17 de agosto de 2009

Ida ao museu

Fui ao museu. O museu de história natural, em Maputo. Um edifício vistoso, bem conservado, numa ponta da cidade. A entrada custa 50 meticais (cerca de 1,3€) e dá direito a uma viagem pela natureza nacional. E, devo dizer, é uma bela surpresa.
Com um símbolo de dimensões consideráveis, dois dentes de marfim e duas cabeças, a entrada é imponente. O museu divide-se em várias partes, incluindo fauna, flora e secção étnica.

Na sala principal somos recebidos por dezenas de animais. Vários episódios da fauna característica Moçambicana, contados por animais embalsamados ou simulados. Viajamos por uma selva, que compacta um conjunto de animais, impossíveis de reunir na realidade. Búfalos, hipopótamos, girafas, tatus, papa-formigas, kudus, rinoceronte, etc…

Temos, por exemplo, a clássica caçada de leoas a um búfalo. Não sendo tão fácil como se possa pensar, representa-se uma das leoas ferida, provocada por uma reacção brusca do búfalo.

Podemos olhar, bem de perto, algumas feras temíveis. Em baixo vemos um cão selvagem, ou “mabeco”. Tem aparência frágil e daria até vontade de fazer umas festinhas, não fosse a sua implacável forma de actuar. Trabalham em matilha e, quando cercam a presa, começam a devorá-la viva! Não se preocupam em matar a presa…isso acontecerá naturalmente, esvaindo-se em sangue, agonizada de dor.


Faz parte do museu, também, uma colecção de embriões de elefantes. É anunciada como sendo a única do mundo! Tentando caracterizar a evolução dos fetos, são apresentadas algumas das fases, sendo 8 delas verdadeiras: embriões conservados em álcool.
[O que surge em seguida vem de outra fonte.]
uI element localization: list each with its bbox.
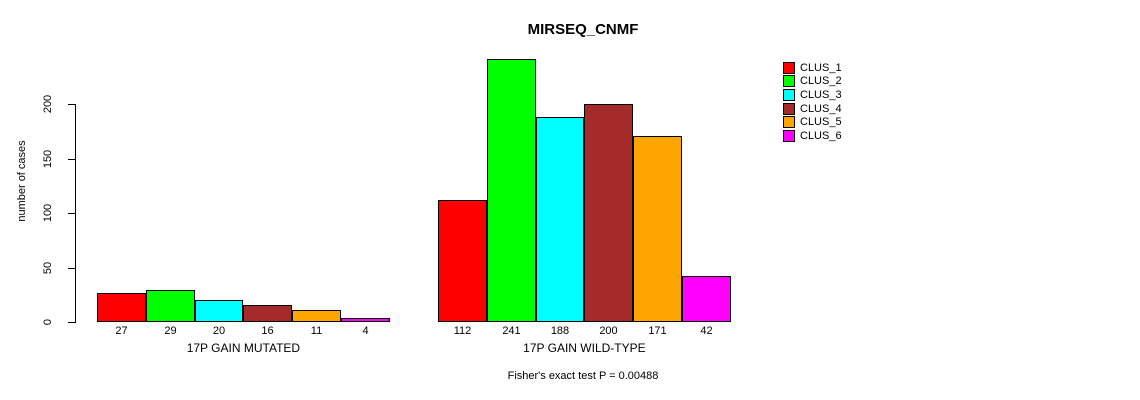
legend-swatch-clus_1: [783, 61, 795, 74]
bar-value-label: 241: [502, 325, 521, 337]
bar-clus_1-group1: [97, 293, 146, 322]
bar-value-label: 171: [648, 325, 667, 337]
bar-clus_5-group1: [292, 310, 341, 322]
y-axis-tick-label: 50: [42, 261, 54, 275]
legend-label: CLUS_6: [800, 129, 842, 142]
bar-value-label: 20: [212, 325, 226, 337]
y-axis-tick: [68, 159, 75, 160]
legend-swatch-clus_2: [783, 75, 795, 88]
y-axis-tick: [68, 268, 75, 269]
bar-clus_1-group2: [438, 200, 487, 322]
chart-title: MIRSEQ_CNMF: [527, 21, 639, 38]
legend-item: CLUS_1: [783, 61, 842, 75]
x-axis-category-label: 17P GAIN WILD-TYPE: [523, 341, 646, 355]
bar-value-label: 27: [115, 325, 128, 337]
y-axis-tick-label: 200: [42, 94, 54, 114]
legend-swatch-clus_3: [783, 88, 795, 101]
bar-clus_2-group2: [487, 59, 536, 322]
bar-value-label: 42: [700, 325, 713, 337]
bar-value-label: 112: [453, 325, 472, 337]
legend-item: CLUS_4: [783, 102, 842, 116]
bar-clus_4-group1: [243, 305, 292, 322]
y-axis-label: number of cases: [16, 140, 28, 222]
bar-clus_6-group1: [341, 318, 390, 322]
bar-clus_4-group2: [584, 104, 633, 322]
legend-label: CLUS_3: [800, 88, 842, 101]
legend-swatch-clus_5: [783, 116, 795, 129]
y-axis-tick-label: 150: [42, 149, 54, 169]
y-axis-tick: [68, 213, 75, 214]
bar-clus_2-group1: [146, 290, 195, 322]
legend-item: CLUS_2: [783, 75, 842, 89]
bar-value-label: 29: [164, 325, 177, 337]
y-axis-line: [75, 104, 76, 323]
legend-label: CLUS_1: [800, 61, 842, 74]
legend-item: CLUS_3: [783, 88, 842, 102]
y-axis-tick-label: 100: [42, 203, 54, 223]
bar-value-label: 11: [310, 325, 323, 337]
legend-label: CLUS_5: [800, 116, 842, 129]
y-axis-tick-label: 0: [42, 318, 54, 326]
bar-clus_6-group2: [682, 276, 731, 322]
y-axis-tick: [68, 104, 75, 105]
legend: CLUS_1 CLUS_2 CLUS_3 CLUS_4 CLUS_5 CLUS_6: [783, 61, 842, 143]
footer-annotation: Fisher's exact test P = 0.00488: [507, 370, 659, 382]
bar-value-label: 4: [362, 325, 369, 337]
bar-value-label: 200: [599, 325, 618, 337]
legend-swatch-clus_4: [783, 102, 795, 115]
legend-item: CLUS_6: [783, 129, 842, 143]
bar-value-label: 188: [550, 325, 570, 337]
legend-item: CLUS_5: [783, 115, 842, 129]
bar-clus_5-group2: [633, 136, 682, 322]
y-axis-tick: [68, 322, 75, 323]
legend-swatch-clus_6: [783, 129, 795, 142]
legend-label: CLUS_4: [800, 102, 842, 115]
bar-value-label: 16: [261, 325, 274, 337]
bar-clus_3-group2: [536, 117, 584, 322]
x-axis-category-label: 17P GAIN MUTATED: [186, 341, 301, 355]
legend-label: CLUS_2: [800, 75, 842, 88]
bar-clus_3-group1: [195, 300, 243, 322]
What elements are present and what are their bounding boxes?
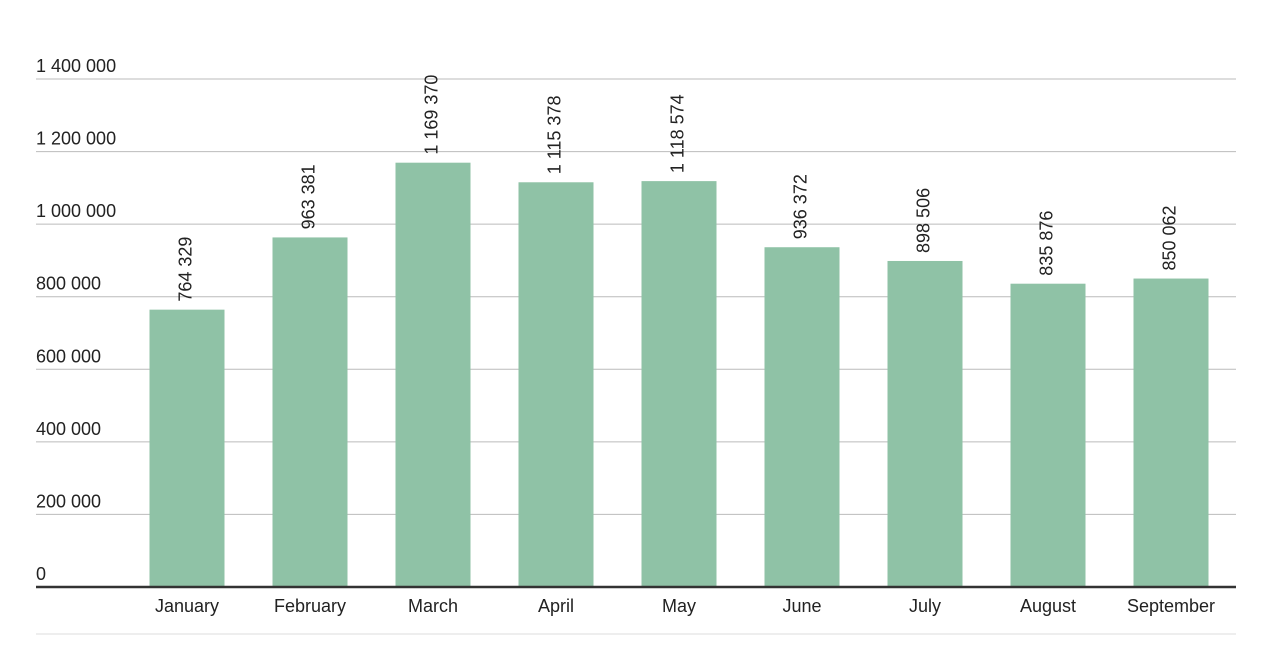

As restantes…pura simulação.

Com um período de gestação de cerca de 22 meses, estas crias nascem com um peso que começa logo nos 3 dígitos, com cerca de 100 quilos. O período longo de gestação justifica-se, aprendi no museu, por duas razões: em primeiro porque é um animal enorme, e há muito que construir (óbvio); em segundo porque se trata de um herbívoro e, quando nasce, já tem que estar apto a caminhar com os progenitores, atrás de comida.

Depois, no piso superior, somos convidados a viajar por animais mais pequenos, mas nem por isso menos importantes! A incontornável secção dos repteis que nos leva a olhá-los de longe, de esguelha e sempre desconfiados. É que, mesmo dentro de frascos…estes assasinos impõem respeito. Nunca se sabe se algum vai recomeçar a rastejar e atacar-nos.

Conchas, corais, aves e uma enorme colecção de insectos. Arrumados em mesas iluminadas, sente-se o tempo de cativeiro mas, ainda assim, num estado de conservação consideravelmente positivo.
Por fim, um mapa de Moçambique, que é quase 9 vezes o tamanho de Portugal. Nele estão localizados os principais animais de grande porte. No geral vê-se uma maior concentração no centro do país, onde se encontra o famoso Parque Nacional da Gorongosa. Parque sobre o qual, provavelmente, terão reportagem, antes do final do mês, aqui mesmo na Tertúlia. Estejam atentos…

7 comentários:

Isa disse...

:-)
valeu a viagem, André, passeei naquelas salas tb :-)
Bj

ML 08 disse...

Há bois em Àfrica???? :-))) agora há.... um pelo menos! :-)))))

Casola disse...

sr engº!!! n tenha medo q os bichinhos em frasquinhos n fazem mal... diz q estão mortos... :p
continução de bons passeios!
saudades alentejanas!
bj

Sara disse...

esses embrioes....que impressao!!! quanto a gorongosa...! vou ate la contigo em pensamento..

ML 04 disse...

Uma viagem dentro de viagem!

Bois em Àfrica é com fartura, bem como leões... alguns mais mansos que outros!! :)

Pelo que demonstras neste espaço, para mais tarde recordar e tertulias realizar.

Abraço

Joana disse...

O Museu parece que parou no tempo...assim como os animais!!

sofia disse...

Então e um museu de História Natural não tem nada de Geologia????